3)Şüphesiz birçok şehit ve salihin hayatlarından örnekler verebilirim ama ihlâs gibi bir konuda Hz. Ali (r.a)'nin şu naif olayı geliyor aklıma: İmâm Ali (r.a) savaşta kâfirle cenk etmiş ve onu altına alıp tam boğazını keseceği sırada kâfir onun yüzüne tükürmüş. İmâm Ali (r.a) yüzüne tüküren kâfiri bırakınca o, şaşkınlıkla: “Ne diye bırakıyorsun beni? Ben seni hiddetlendirmek için yüzüne tükürmüştüm ve beni daha hiddetle öldürürsün sanıyordum.” İmâm Ali (r.a) belki hepimizin ajandalarına not alması, kaydetmesi gereken şu sözleri söylemiş: “Ben seni Allah için öldürmek istiyordum. Ancak sen yüzüme tükürünce öfkelendim ve fiilime hiddet gâlib oldu. Hiddet ise intikam kokan nefsânî bir duygudur. Ben seni böyle nefsânî bir duyguyla öldürürsem yaptığım iş ihlâs hudûdundan çıkar, ben de kâtil olurum.” Demek ki ihlâssızlık insanı katil dahi yapar, dünyaya nâm salan bir cengâver olsan bile.

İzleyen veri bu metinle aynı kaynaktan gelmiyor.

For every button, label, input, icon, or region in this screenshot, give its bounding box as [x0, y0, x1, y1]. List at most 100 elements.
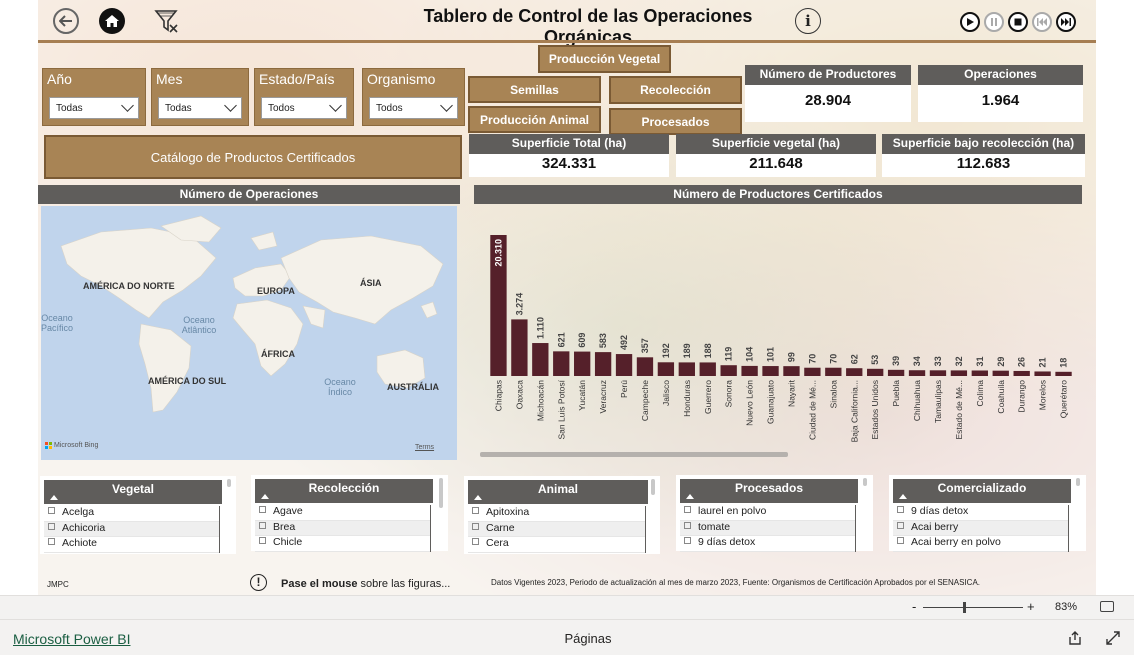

4)İhlâs kulun gönül dünyâsında inşâ etmeye çalıştığı çok ince bir duygu ve mânevî bir sırdır. Bu sırra erişmek için ömürlerini sarf eden ermişlerimizin, âlimlerimizin ihlâstan ne anladıklarına, bu cennetten gömlek misali mis kokulu giysiyi nasıl giydiklerine bakmak gerekir. Nitekim Cüneyd Bağdâdî der ki: “İhlâs kul ile Allah arasında bir sırdır. Onu melek bilmez ki sevap yazsın. Şeytan bilmez ki ifsad etsin. Hevâ bilmez ki ona karışıp bozsun.” İhlâs ile riyâ arasında da ince bir çizgi vardır. Çoğu zaman insanlar ihlâs üzere olduğunu sanıp riyâya düşerler. Fudayl b. İyâd’ın şu sözü bu konuda mühim bir ölçü ortaya koymaktadır: “İnsanlar görecek diye ameli terk etmek riyâdır. İnsanlar görsün diye amel etmek ise gizli şirktir.” Doğru olan ise bu sözde kastedilen manadaki ihlâsa sarılıp sözü edilen iki tehlikeden de korunmaktır. Mesnevî’de ise Mevlânâ Hazretleri'nin anlattığı şu hikâye, riyâ ile ihlâs arasındaki duygu çatışmasını, sonuçta insanı ibâdete yönlendiren bir mahcûbiyetin ihlâsa da zemin hazırlayacağını ifâde etmektedir: (...) Adamın biri hızla câmiye girerken halkın câmiden dışarı çıktığını görür ve: “Namaz bitti mi ki cemaat dağılıyor ve insanlar mescidden çıkıyor” diye sorar. Cemâatten biri şöyle cevap verir: “İmam cemâatle namazını bitirdi. Sen niye içeriye giriyorsun? Baksana cemâat de dağılıyor, görmüyor musun şaşkın adam?” Namaza yetişemeyen kişi içi kor gibi yanarak öyle bir “âhh” çeker ki âdeta ağzından yalın bir duman çıkar. Gönülden çıkan “âhh”ta yanık ve kan kokusu vardır. Namaz kılanlardan birisi bu kokuyu alıp onun yanına sokulur ve der ki: “Bu âhı sen bana ver. Ben de kıldığım namazı sana vereyim.” (...)
Özetle beden için ruh ne ise ibadet için ihlâs da odur. Bedeni güzelleştirip ruhu aç bırakmak ne türden bir eziyet ise ibadetlerle çevrelenip ihlâstan nasiplenememek de öylesine bir eziyettir. Din gününde yaptığımız ibadetlerin çokluğu, uzunluğu, insanlarca ne kadar güzel anıldığı kıymetsizdir. Dıştan bakıp güzel Müslüman göründüğümüz için övünmemeliyiz.
Güzellik hususunda Şeyhî tarafından asırlar önce yazılmış şu beyit çok hoşuma gider:
Gülzâra den ki hüsnüne mağrûr olmasın
Kış erişir bozar ne düzülse bahâr ile
Rabbim! Bizlere cehennemden korunacağımız, senin nûrunu görmemize vesile olacak bu cennet kıyafetine layık olabilmeyi nasip eyle. Gönüllerimizi sensizlik kışı ile baş başa bırakma, sana karşı hamdsizlik ve hadsizlikten bizleri sakındır. Bizi senden razı kıl, sen de bizden razı ol Allah'ım. Âmin.